The XX
Coexist
| Website: | |
| Label: | Young Turks |
| Writer: | Honch |
I thought it only fair, since I’ve been so openly obnoxious towards the The XX in my short writing career, to try make things right and see if I can change my opinion of them, so I reset the hipster gauge to zero and got stuck into their latest offering ‘Coexist.’
I’m 30 seconds into first track 'Angels' and my skin is crawling from my bones. I’ve heard more happen in live renditions of John Cage’s 4.33. I’m all for post-anything but I just cant get past that feeling they are just being lazy as fuck with the instruments and vocals. Don’t get me wrong, the production throughout is unbelievable, the clarity and spatial awareness on the entire album are second to none. But that’s not really enough to merit greatness, because it needs the full package. You wouldn’t go to the cinema and compliment a shit film by telling everyone how comfy your seat was. It all just seems like one huge experiment in how great marketing, clever PR and the creation of a brand and not a band can make idiots buy anything they are told to by the big dogs.
I read in one review, I think it was the Sun newspaper, that The XX ‘Defined Dubstep’. Seriously, what the fuck are they paying these people to form outlandish statements like that? Who in their right fucking mind would ever think that The XX defined anything, ever. Yes, music is objective and all, and there is probably some fuckin jumper cunt somewhere sat in a cold bath of water with his jeans on trying to shrink them even tighter who would rate this the album of the year. Well I’m telling you now that jumper cunt is wrong; it’s a fucking carbon copy of their previous excuse for an album. Nothing new, nothing exciting, no twitchy neck hairs and certainly nothing memorable after a first listen.

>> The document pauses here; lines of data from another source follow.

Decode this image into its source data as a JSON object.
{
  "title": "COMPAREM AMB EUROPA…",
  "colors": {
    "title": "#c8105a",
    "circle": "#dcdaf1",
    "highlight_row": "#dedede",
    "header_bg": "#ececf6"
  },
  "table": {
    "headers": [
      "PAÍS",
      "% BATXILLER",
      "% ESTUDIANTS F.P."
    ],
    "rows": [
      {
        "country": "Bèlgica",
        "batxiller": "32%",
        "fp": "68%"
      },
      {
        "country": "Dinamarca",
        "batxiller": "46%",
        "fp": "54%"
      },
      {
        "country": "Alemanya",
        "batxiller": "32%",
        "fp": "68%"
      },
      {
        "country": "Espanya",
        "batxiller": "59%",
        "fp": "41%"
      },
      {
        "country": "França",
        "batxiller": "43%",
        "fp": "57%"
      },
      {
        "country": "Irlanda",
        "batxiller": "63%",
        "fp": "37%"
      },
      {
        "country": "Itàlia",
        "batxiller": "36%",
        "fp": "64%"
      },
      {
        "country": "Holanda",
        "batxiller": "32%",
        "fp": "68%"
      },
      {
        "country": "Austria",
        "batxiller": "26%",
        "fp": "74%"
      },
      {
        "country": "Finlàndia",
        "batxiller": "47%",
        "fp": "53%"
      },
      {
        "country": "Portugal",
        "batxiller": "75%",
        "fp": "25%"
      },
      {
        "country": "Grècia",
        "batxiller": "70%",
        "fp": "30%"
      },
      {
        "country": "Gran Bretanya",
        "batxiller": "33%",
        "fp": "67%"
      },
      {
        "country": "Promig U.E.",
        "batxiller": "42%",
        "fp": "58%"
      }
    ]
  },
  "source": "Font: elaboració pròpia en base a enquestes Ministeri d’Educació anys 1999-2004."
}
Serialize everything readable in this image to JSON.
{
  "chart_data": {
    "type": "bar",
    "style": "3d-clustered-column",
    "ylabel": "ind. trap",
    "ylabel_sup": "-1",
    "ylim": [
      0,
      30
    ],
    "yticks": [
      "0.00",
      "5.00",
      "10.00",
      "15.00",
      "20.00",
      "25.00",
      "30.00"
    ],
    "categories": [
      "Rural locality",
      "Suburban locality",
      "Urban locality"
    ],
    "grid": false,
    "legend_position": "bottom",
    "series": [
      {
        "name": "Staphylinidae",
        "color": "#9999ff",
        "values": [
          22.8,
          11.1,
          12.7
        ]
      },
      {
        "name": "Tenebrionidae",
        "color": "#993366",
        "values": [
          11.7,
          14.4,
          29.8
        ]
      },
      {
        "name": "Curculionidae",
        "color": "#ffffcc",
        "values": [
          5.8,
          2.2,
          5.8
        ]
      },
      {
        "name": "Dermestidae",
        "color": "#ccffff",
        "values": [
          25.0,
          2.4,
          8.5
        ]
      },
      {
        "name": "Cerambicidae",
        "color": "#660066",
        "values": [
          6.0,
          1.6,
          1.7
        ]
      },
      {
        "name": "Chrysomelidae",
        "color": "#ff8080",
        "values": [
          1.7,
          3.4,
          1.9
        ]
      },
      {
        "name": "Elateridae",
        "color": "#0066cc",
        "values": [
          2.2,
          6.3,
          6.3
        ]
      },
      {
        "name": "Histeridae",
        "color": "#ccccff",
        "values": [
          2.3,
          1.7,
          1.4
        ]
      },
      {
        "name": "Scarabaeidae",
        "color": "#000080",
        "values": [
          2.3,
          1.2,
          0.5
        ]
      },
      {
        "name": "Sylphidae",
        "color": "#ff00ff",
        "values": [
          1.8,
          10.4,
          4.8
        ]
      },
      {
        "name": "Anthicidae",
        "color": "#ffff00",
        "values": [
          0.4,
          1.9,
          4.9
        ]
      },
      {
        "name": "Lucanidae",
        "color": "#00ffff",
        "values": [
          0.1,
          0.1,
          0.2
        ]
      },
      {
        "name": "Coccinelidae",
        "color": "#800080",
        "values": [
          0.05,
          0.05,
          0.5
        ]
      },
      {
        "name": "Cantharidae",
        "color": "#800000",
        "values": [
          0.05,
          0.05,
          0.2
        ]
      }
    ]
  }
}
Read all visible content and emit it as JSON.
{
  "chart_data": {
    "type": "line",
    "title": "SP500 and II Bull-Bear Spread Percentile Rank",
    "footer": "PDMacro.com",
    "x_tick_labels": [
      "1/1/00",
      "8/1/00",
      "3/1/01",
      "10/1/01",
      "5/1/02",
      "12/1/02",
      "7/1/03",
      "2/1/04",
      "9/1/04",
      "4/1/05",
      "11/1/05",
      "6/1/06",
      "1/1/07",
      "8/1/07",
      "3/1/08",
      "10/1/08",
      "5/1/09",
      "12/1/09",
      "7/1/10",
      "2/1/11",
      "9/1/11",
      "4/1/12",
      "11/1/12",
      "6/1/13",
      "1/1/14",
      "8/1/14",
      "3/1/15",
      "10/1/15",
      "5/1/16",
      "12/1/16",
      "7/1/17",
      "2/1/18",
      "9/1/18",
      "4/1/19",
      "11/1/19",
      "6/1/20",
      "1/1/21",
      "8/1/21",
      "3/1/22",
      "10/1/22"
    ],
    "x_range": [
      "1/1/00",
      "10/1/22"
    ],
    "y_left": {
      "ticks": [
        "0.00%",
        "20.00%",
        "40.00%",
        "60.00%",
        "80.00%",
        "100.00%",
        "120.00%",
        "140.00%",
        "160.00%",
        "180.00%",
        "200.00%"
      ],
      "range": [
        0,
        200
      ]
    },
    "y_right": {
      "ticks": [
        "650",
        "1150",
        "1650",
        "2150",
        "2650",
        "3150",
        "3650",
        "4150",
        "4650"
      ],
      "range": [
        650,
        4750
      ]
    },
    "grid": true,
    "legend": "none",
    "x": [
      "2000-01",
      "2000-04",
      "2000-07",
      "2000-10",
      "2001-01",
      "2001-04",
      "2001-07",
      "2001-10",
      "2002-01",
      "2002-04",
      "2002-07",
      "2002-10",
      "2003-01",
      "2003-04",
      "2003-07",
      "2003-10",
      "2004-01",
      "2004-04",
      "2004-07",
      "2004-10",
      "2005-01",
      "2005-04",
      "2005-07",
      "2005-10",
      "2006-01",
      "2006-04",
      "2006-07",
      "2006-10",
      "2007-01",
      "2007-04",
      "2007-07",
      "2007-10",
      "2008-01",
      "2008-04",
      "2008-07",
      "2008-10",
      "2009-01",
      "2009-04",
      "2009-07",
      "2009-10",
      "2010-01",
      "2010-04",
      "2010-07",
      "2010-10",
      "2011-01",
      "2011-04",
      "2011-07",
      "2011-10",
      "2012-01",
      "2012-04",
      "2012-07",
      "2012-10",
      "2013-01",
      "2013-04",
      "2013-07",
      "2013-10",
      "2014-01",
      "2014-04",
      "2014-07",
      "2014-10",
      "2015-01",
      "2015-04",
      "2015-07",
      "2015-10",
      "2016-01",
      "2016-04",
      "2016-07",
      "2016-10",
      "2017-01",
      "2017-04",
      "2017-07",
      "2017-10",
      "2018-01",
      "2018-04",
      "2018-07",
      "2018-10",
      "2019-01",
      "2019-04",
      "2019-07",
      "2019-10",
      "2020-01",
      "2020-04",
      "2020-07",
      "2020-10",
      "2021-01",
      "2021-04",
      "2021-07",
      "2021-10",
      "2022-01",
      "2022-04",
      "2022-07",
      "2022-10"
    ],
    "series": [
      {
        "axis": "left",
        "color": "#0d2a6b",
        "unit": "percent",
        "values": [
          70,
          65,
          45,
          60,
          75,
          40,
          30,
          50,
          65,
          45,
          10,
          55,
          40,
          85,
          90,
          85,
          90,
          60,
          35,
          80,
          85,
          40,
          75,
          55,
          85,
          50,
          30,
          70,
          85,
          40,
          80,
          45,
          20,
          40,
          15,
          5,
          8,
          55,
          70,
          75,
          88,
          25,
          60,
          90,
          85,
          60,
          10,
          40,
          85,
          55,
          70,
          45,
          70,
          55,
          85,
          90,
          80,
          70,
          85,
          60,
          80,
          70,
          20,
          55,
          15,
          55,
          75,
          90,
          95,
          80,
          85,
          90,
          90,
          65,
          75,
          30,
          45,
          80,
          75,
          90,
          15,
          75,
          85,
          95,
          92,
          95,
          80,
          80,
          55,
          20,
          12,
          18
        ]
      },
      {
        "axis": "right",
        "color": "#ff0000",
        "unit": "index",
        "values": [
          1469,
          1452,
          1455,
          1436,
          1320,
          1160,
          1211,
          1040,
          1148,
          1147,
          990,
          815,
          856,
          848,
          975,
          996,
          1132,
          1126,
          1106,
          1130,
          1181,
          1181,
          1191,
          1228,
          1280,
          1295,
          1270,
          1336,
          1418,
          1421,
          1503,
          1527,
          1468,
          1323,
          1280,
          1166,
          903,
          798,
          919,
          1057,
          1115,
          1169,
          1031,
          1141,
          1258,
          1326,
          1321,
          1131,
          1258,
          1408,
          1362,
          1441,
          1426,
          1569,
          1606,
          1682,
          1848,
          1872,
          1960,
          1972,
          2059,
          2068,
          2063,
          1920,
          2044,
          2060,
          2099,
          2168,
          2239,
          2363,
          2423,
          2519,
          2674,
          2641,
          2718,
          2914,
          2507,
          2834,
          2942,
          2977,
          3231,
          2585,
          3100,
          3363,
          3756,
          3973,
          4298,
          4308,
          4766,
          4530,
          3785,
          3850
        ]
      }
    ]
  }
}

The only thing from the entire album that made me think ‘ooh that’s nice’ was that little feedback sound from 'Missing'. OK, we get it, you got a reverb unit, you don’t have to use it on everything.
The steel drum sound on 'Reunion' sounds fucking horrendous and doesn’t fit at all. Does a steel drum fit in any music that isn’t from the Caribbean? No. Its mildly rescued by the nice driving beat that follows it, so not all is lost. The problem with this review is I have to keep re-listening to the album as I’m writing this because lets face it, I’d do better recalling the changes in a drone track. Boring force-fed shite, I can’t listen to it anymore.